Elon Musk teased the discharge of his artificial intelligence startup xAI’s first tool on Friday – whilst the freewheeling billionaire predicted that advanced AI tools could eventually replace all jobs.
The 52-year-old tech tycoon – who has previously expressed concern that AI could wipe out humanity without proper guardrails in place – revealed that his firm will “release its first AI to a select group” starting Saturday.
“In some essential respects, it’s the perfect that currently exists,” Musk said in a Friday post on X. He didn’t elaborate on who would test the tool or its purported capabilities.
Musk announced the AI tool’s debut just hours after he discussed the technology’s potential implications alongside British Prime Minister Rishi Sunak on the AI Safety Summit within the UK. Through the event, Musk said AI could potentially turn into “essentially the most disruptive force in history” as advancements were made.
“It’s hard to say exactly what that moment is, but there’ll come a degree where no job is required,” Musk said, in line with CNBC. “You may have a job if you happen to desired to have a job for private satisfaction. However the AI would give you the option to do all the pieces.”
“I don’t know if that makes people comfortable or uncomfortable,” Musk quipped, drawing laughter from the audience.
Musk launched xAI in July and tapped Igor Babuschkin, formerly of Google-owned DeepMind, to guide the project. The firm is predicted to work closely together with his other firms, including Tesla and X.
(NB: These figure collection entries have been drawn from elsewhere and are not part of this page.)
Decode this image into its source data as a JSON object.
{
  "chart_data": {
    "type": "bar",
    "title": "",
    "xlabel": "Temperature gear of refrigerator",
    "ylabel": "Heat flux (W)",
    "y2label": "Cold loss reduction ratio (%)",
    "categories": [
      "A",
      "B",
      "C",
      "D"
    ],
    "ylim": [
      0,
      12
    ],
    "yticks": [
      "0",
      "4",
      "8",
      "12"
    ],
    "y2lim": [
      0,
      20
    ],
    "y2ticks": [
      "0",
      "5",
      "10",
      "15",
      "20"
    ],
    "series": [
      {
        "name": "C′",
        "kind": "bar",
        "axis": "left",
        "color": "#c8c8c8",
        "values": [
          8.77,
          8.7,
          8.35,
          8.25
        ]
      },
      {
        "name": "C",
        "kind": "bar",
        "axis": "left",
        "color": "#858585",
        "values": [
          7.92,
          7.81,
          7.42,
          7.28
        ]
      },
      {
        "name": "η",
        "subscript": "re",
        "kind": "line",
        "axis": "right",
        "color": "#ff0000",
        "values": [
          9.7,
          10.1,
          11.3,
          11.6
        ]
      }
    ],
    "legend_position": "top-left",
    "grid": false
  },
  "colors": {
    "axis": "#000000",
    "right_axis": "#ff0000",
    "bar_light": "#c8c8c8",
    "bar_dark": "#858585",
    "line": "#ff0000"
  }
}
On the time, the Tesla boss said his AI team would try to spice up humanity’s “understanding of the universe” through its advancements and supply an alternative choice to tools developed by Microsoft-backed OpenAI and Google.
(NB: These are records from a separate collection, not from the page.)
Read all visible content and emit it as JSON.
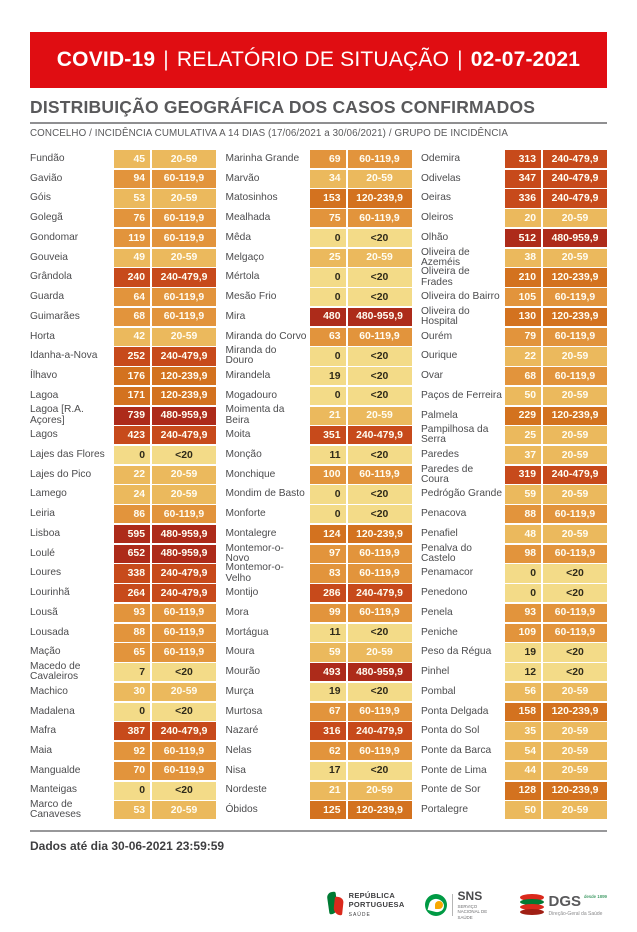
{
  "header": {
    "left": "COVID-19",
    "separator": "|",
    "middle": "RELATÓRIO DE SITUAÇÃO",
    "right": "02-07-2021",
    "bg_color": "#E00D12"
  },
  "section": {
    "title": "DISTRIBUIÇÃO GEOGRÁFICA DOS CASOS CONFIRMADOS",
    "subtitle": "CONCELHO / INCIDÊNCIA CUMULATIVA A 14 DIAS (17/06/2021 a 30/06/2021) / GRUPO DE INCIDÊNCIA"
  },
  "groups": {
    "lt20": {
      "label": "<20",
      "bg": "#F3DB88",
      "fg": "#2E2A1A"
    },
    "g20_59": {
      "label": "20-59",
      "bg": "#EBB95D",
      "fg": "#FFFDF2"
    },
    "g60_119": {
      "label": "60-119,9",
      "bg": "#E2943C",
      "fg": "#FFFDF2"
    },
    "g120_239": {
      "label": "120-239,9",
      "bg": "#D3721F",
      "fg": "#FFFDF2"
    },
    "g240_479": {
      "label": "240-479,9",
      "bg": "#C74A1B",
      "fg": "#FFFDF2"
    },
    "g480_959": {
      "label": "480-959,9",
      "bg": "#AD2B1A",
      "fg": "#FFFDF2"
    }
  },
  "table": {
    "columns": [
      [
        [
          "Fundão",
          "45",
          "g20_59"
        ],
        [
          "Gavião",
          "94",
          "g60_119"
        ],
        [
          "Góis",
          "53",
          "g20_59"
        ],
        [
          "Golegã",
          "76",
          "g60_119"
        ],
        [
          "Gondomar",
          "119",
          "g60_119"
        ],
        [
          "Gouveia",
          "49",
          "g20_59"
        ],
        [
          "Grândola",
          "240",
          "g240_479"
        ],
        [
          "Guarda",
          "64",
          "g60_119"
        ],
        [
          "Guimarães",
          "68",
          "g60_119"
        ],
        [
          "Horta",
          "42",
          "g20_59"
        ],
        [
          "Idanha-a-Nova",
          "252",
          "g240_479"
        ],
        [
          "Ílhavo",
          "176",
          "g120_239"
        ],
        [
          "Lagoa",
          "171",
          "g120_239"
        ],
        [
          "Lagoa [R.A. Açores]",
          "739",
          "g480_959"
        ],
        [
          "Lagos",
          "423",
          "g240_479"
        ],
        [
          "Lajes das Flores",
          "0",
          "lt20"
        ],
        [
          "Lajes do Pico",
          "22",
          "g20_59"
        ],
        [
          "Lamego",
          "24",
          "g20_59"
        ],
        [
          "Leiria",
          "86",
          "g60_119"
        ],
        [
          "Lisboa",
          "595",
          "g480_959"
        ],
        [
          "Loulé",
          "652",
          "g480_959"
        ],
        [
          "Loures",
          "338",
          "g240_479"
        ],
        [
          "Lourinhã",
          "264",
          "g240_479"
        ],
        [
          "Lousã",
          "93",
          "g60_119"
        ],
        [
          "Lousada",
          "88",
          "g60_119"
        ],
        [
          "Mação",
          "65",
          "g60_119"
        ],
        [
          "Macedo de Cavaleiros",
          "7",
          "lt20"
        ],
        [
          "Machico",
          "30",
          "g20_59"
        ],
        [
          "Madalena",
          "0",
          "lt20"
        ],
        [
          "Mafra",
          "387",
          "g240_479"
        ],
        [
          "Maia",
          "92",
          "g60_119"
        ],
        [
          "Mangualde",
          "70",
          "g60_119"
        ],
        [
          "Manteigas",
          "0",
          "lt20"
        ],
        [
          "Marco de Canaveses",
          "53",
          "g20_59"
        ]
      ],
      [
        [
          "Marinha Grande",
          "69",
          "g60_119"
        ],
        [
          "Marvão",
          "34",
          "g20_59"
        ],
        [
          "Matosinhos",
          "153",
          "g120_239"
        ],
        [
          "Mealhada",
          "75",
          "g60_119"
        ],
        [
          "Mêda",
          "0",
          "lt20"
        ],
        [
          "Melgaço",
          "25",
          "g20_59"
        ],
        [
          "Mértola",
          "0",
          "lt20"
        ],
        [
          "Mesão Frio",
          "0",
          "lt20"
        ],
        [
          "Mira",
          "480",
          "g480_959"
        ],
        [
          "Miranda do Corvo",
          "63",
          "g60_119"
        ],
        [
          "Miranda do Douro",
          "0",
          "lt20"
        ],
        [
          "Mirandela",
          "19",
          "lt20"
        ],
        [
          "Mogadouro",
          "0",
          "lt20"
        ],
        [
          "Moimenta da Beira",
          "21",
          "g20_59"
        ],
        [
          "Moita",
          "351",
          "g240_479"
        ],
        [
          "Monção",
          "11",
          "lt20"
        ],
        [
          "Monchique",
          "100",
          "g60_119"
        ],
        [
          "Mondim de Basto",
          "0",
          "lt20"
        ],
        [
          "Monforte",
          "0",
          "lt20"
        ],
        [
          "Montalegre",
          "124",
          "g120_239"
        ],
        [
          "Montemor-o-Novo",
          "97",
          "g60_119"
        ],
        [
          "Montemor-o-Velho",
          "83",
          "g60_119"
        ],
        [
          "Montijo",
          "286",
          "g240_479"
        ],
        [
          "Mora",
          "99",
          "g60_119"
        ],
        [
          "Mortágua",
          "11",
          "lt20"
        ],
        [
          "Moura",
          "59",
          "g20_59"
        ],
        [
          "Mourão",
          "493",
          "g480_959"
        ],
        [
          "Murça",
          "19",
          "lt20"
        ],
        [
          "Murtosa",
          "67",
          "g60_119"
        ],
        [
          "Nazaré",
          "316",
          "g240_479"
        ],
        [
          "Nelas",
          "62",
          "g60_119"
        ],
        [
          "Nisa",
          "17",
          "lt20"
        ],
        [
          "Nordeste",
          "21",
          "g20_59"
        ],
        [
          "Óbidos",
          "125",
          "g120_239"
        ]
      ],
      [
        [
          "Odemira",
          "313",
          "g240_479"
        ],
        [
          "Odivelas",
          "347",
          "g240_479"
        ],
        [
          "Oeiras",
          "336",
          "g240_479"
        ],
        [
          "Oleiros",
          "20",
          "g20_59"
        ],
        [
          "Olhão",
          "512",
          "g480_959"
        ],
        [
          "Oliveira de Azeméis",
          "38",
          "g20_59"
        ],
        [
          "Oliveira de Frades",
          "210",
          "g120_239"
        ],
        [
          "Oliveira do Bairro",
          "105",
          "g60_119"
        ],
        [
          "Oliveira do Hospital",
          "130",
          "g120_239"
        ],
        [
          "Ourém",
          "79",
          "g60_119"
        ],
        [
          "Ourique",
          "22",
          "g20_59"
        ],
        [
          "Ovar",
          "68",
          "g60_119"
        ],
        [
          "Paços de Ferreira",
          "50",
          "g20_59"
        ],
        [
          "Palmela",
          "229",
          "g120_239"
        ],
        [
          "Pampilhosa da Serra",
          "25",
          "g20_59"
        ],
        [
          "Paredes",
          "37",
          "g20_59"
        ],
        [
          "Paredes de Coura",
          "319",
          "g240_479"
        ],
        [
          "Pedrógão Grande",
          "59",
          "g20_59"
        ],
        [
          "Penacova",
          "88",
          "g60_119"
        ],
        [
          "Penafiel",
          "48",
          "g20_59"
        ],
        [
          "Penalva do Castelo",
          "98",
          "g60_119"
        ],
        [
          "Penamacor",
          "0",
          "lt20"
        ],
        [
          "Penedono",
          "0",
          "lt20"
        ],
        [
          "Penela",
          "93",
          "g60_119"
        ],
        [
          "Peniche",
          "109",
          "g60_119"
        ],
        [
          "Peso da Régua",
          "19",
          "lt20"
        ],
        [
          "Pinhel",
          "12",
          "lt20"
        ],
        [
          "Pombal",
          "56",
          "g20_59"
        ],
        [
          "Ponta Delgada",
          "158",
          "g120_239"
        ],
        [
          "Ponta do Sol",
          "35",
          "g20_59"
        ],
        [
          "Ponte da Barca",
          "54",
          "g20_59"
        ],
        [
          "Ponte de Lima",
          "44",
          "g20_59"
        ],
        [
          "Ponte de Sor",
          "128",
          "g120_239"
        ],
        [
          "Portalegre",
          "50",
          "g20_59"
        ]
      ]
    ]
  },
  "footer": {
    "note": "Dados até dia 30-06-2021 23:59:59",
    "logos": {
      "republica": {
        "line1": "REPÚBLICA",
        "line2": "PORTUGUESA",
        "sub": "SAÚDE"
      },
      "sns": {
        "big": "SNS",
        "sub": "SERVIÇO NACIONAL DE SAÚDE"
      },
      "dgs": {
        "big": "DGS",
        "desde": "desde 1899",
        "sub": "Direção-Geral da Saúde"
      }
    }
  }
}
The X owner is pressing forward together with his own initiative just months after he joined greater than 1,000 experts in publicly calling for a six-month pause in the event of advanced AI models.
The group cited various potential risks if its concerns went unheeded, including the spread of “propaganda and untruth,” job losses, the event of “nonhuman minds which may eventually outnumber, outsmart, obsolete and replace us,” and the danger of “lack of control of our civilization.”
Musk stepped up his warnings in May, stating that there was a “non-zero likelihood” of AI “going Terminator” and “annihilating humanity.”
Musk isn’t the one tech bigwig to make dire predictions in regards to the technology.
OpenAI’s Sam Altman, whose firm built the favored ChatGPT, has likened the threat to that of pandemics and nuclear weapons, while ex-Google CEO Eric Schmidt said AI is an “existential risk” to humanity that might lead to “many, many, many, many individuals harmed or killed”
AI developers face the prospect of increased federal oversight of their projects. Earlier this week, President Biden issued a first-of-its-kind executive order
As The Post has reported, some critics say the regulatory push by Musk, OpenAI boss Sam Altman and other well-known industry leaders is merely a cynical play to make sure they’ve a serious say in what rules are implemented – and potentially shut down competitors.